Thursday 24th February – Willowbank – It has snowed heavily overnight. The main roads have been cleared and salted but side roads are much more treacherous. Fortunately, most of the way to Willowbank is on the route taken by the gritters from their depot. Willowbank has a deep covering of snow. Across the valley, it has drifted in the wind leaving areas with a light dusting only. Dill the Dog takes it all in her stride and trots around sniffing everywhere and everything as usual. A Fox has trotted over the south side of the long drift of slag down the hillside. It has crisscrossed the ground, but it would have been some hours ago as the footprints are degraded.
Saturday 26th February – Fleets Dam – The snow thawed mercifully quickly, leaving everywhere sodden. A white flash is all I see of a Bullfinch as it slips away through the ornamental rose hedge by the end of the car park. A jaunty Great Tit stays and watches. A Blue Tit squeaks from the top of the tangled briars. Gallons of water a second roars over the weir on the River Dearne. A few areas of ice remain on the pools in the willow carr. There is little on the lake itself, just the young Mute Swan gliding around. A Song Thrush can be clearly heard from right across the expanse of water. Alders and Silver Birches are crowded around the carr and, thus grow tall and spindly. They sway and creak in the wind.

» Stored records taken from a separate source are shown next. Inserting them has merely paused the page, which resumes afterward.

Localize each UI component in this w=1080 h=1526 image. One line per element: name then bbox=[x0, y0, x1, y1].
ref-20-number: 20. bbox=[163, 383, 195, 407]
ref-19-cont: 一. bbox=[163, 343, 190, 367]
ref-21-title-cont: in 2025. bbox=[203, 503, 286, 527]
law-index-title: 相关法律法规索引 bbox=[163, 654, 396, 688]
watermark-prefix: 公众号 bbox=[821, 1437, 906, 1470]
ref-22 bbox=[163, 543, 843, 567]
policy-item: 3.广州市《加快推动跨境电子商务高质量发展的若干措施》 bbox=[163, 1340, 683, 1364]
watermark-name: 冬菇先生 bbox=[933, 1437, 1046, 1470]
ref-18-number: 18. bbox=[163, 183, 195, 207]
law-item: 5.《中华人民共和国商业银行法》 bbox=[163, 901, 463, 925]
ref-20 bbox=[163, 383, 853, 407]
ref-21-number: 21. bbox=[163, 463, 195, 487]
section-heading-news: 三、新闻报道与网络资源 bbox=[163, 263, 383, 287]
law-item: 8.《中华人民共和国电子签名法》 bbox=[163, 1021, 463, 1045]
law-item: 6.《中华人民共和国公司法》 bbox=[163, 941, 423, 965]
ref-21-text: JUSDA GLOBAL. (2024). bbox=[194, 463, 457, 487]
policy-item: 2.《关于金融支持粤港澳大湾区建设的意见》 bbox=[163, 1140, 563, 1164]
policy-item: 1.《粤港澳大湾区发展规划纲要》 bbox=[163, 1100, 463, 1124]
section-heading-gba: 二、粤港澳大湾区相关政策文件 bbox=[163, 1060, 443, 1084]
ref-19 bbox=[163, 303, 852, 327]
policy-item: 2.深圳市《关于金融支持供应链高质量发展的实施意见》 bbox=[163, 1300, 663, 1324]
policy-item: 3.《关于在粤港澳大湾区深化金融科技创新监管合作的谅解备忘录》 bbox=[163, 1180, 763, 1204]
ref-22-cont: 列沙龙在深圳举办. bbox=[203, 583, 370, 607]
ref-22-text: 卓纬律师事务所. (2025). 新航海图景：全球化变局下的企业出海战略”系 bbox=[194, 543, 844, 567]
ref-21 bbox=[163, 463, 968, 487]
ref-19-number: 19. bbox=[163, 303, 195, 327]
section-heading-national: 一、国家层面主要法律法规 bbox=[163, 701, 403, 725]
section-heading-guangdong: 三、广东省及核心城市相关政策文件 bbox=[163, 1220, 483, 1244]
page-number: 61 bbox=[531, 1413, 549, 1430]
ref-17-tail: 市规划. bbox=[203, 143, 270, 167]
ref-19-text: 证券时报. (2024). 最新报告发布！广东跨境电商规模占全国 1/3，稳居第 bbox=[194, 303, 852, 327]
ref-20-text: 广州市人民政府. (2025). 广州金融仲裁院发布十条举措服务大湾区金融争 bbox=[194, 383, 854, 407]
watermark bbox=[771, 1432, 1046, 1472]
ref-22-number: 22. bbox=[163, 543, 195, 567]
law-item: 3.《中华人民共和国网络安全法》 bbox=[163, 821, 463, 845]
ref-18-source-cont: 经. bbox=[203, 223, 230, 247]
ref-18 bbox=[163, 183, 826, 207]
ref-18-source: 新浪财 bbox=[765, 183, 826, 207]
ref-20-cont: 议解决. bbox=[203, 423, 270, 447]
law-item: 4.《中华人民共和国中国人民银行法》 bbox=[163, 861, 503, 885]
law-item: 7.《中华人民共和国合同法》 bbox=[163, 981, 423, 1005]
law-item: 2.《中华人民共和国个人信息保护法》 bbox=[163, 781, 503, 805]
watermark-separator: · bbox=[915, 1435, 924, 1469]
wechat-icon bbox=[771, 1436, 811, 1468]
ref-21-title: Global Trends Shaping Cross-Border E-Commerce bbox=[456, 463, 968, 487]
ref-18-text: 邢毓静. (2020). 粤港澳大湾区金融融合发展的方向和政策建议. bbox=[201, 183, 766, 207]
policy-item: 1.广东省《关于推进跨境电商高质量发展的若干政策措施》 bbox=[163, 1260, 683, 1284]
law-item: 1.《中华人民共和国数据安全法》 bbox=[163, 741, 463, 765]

Sunday 27th February – Dearne Valley Park – A few flakes of snow float down but are immediately extinguished on the verdant grass. Daffodils are in bud. The River Dearne is running fast. On one of the bends in the river, there are large lumps of bank which have subsided under erosion and form ledges down the steep bank side. However, I recall these ledges have been there for a couple of years now. Blue and Great Tits are calling. A Goldfinch flashes across the path. A pile of rubble consisting of substantial lumps of worked sandstone has been covered with undergrowth, and regrettably rather a lot of rubbish. A pair of eroded stone gateposts looks like prehistoric standing stones. They seem to have little relationship with the surrounding area of bracken and brambles. Wood Pigeons fly out of the wooded hillside. The lake still has a very thin veneer of ice.